L’immigration des musulman-e-s a commencé dans les années 1960 par l’arrivée de travailleurs yougoslaves et turcs qui ont pu faire venir leurs familles dans les années 1970. Dans les années 1990, le nombre des musulman-e-s en Suisse a augmenté avant tout en raison des guerres et des persécutions dans les Balkans. Dans une moindre proportion, il y a également des réfugiés musulmans venus en Suisse en provenance d’Afrique et d’Asie. Actuellement, pour plus de la moitié, les musulman-e-s vivant en Suisse ont moins de 25 ans et y sont né-e-s ou y ont grandi.
Précisément parce que l’islam en Suisse est une religion d’immigrant-e-s, il ne constitue une unité ni sur le plan religieux ni sur le plan ethnique.

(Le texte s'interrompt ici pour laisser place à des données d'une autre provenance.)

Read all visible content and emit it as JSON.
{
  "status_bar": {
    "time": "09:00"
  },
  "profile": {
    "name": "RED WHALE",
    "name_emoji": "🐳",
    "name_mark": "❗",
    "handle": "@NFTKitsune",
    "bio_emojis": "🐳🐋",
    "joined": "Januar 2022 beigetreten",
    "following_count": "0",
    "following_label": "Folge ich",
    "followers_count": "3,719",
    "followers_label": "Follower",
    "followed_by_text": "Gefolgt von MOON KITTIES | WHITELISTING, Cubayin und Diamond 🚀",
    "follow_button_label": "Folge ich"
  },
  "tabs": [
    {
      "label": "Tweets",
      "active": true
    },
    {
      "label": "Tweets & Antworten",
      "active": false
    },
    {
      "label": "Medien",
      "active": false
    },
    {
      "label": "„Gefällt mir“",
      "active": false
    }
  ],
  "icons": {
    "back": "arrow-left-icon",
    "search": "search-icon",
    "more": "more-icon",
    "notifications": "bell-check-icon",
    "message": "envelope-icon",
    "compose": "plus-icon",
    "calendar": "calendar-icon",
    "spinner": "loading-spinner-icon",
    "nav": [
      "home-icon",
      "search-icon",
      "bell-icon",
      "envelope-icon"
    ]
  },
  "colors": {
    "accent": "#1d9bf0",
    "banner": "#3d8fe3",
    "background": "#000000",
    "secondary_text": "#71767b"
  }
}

Selon une étude éditée par la commission fédérale pour les questions de migration, il y avait, en 2005, «une cinquantaine d’associations musulmanes (dont des centres de jeunesse et pour femmes et des associations caritatives) et environ 130 centres culturels et lieux de prières (26 arabes, 49 albanais, 21 bosniaques et 31 turcs).»4 Les associations musulmanes et leurs locaux sont en règle générale des lieux de rencontre de la communauté nationale ou ethnique en question et la pratique religieuse n’est qu’une des activités parmi d’autres.
L’islam avec un grand I – on peut le retenir ici – n’existe pas en Suisse. Les musulman-e-s qui vivent dans notre pays pratiquent leur religion – pour autant qu’ils le fassent – de manières très diverses. L’idée d’une «société parallèle» monolithique est fausse.
Politique identitaire dangereuse
Les campagnes anti-islamiques ne constituent ainsi de loin pas seulement un danger pour la liberté religieuse. Leur motivation relève en premier lieu de la xénophobie. Elles réduisent les immigrant-e-s musulman-e-s à une seule donnée – c’est-à-dire leur religion qui, pour sa part, est présentée comme dangereuse et étrangère à notre culture.
Cette politique identitaire ne fait pas qu’exclure les immigrant-e-s. Elle devient un danger pour tous ceux qui ne peuvent ou ne veulent pas se soumettre aux idées de la «culture dominante» suisse, une culture qui, selon les opportunités, se présente comme chrétienne ou laïque, mais qui exige toujours une obéissance.
- L’initiative populaire est un droit civique suisse, permettant à un nombre donné de citoyens de faire une proposition et de la soumettre au suffrage populaire pour qu’elle devienne une loi. Ce droit existe aux trois niveaux de la politique nationale: fédéral pour proposer une modification de la Constitution, cantonal et communal pour proposer la modification d’une loi existante ou la création d’une nouvelle loi.
2 En novembre 2009, à 57,5% des voix, le peuple suisse avait approuvé l’initiative populaire de la droite dure ancrant dans la constitution l’interdiction de construire des minarets. Seuls quatre cantons, dont trois des six romands, avaient dit «non». - Parti politique suisse de droite, moralement conservateur et économiquement libéral.
- Matteo Gianni et. al.: Vie musulmane en Suisse, Berne, Commission fédérale pour les questions de migration, 2ème édition, Berne 2010 (www.ekm.admin.ch).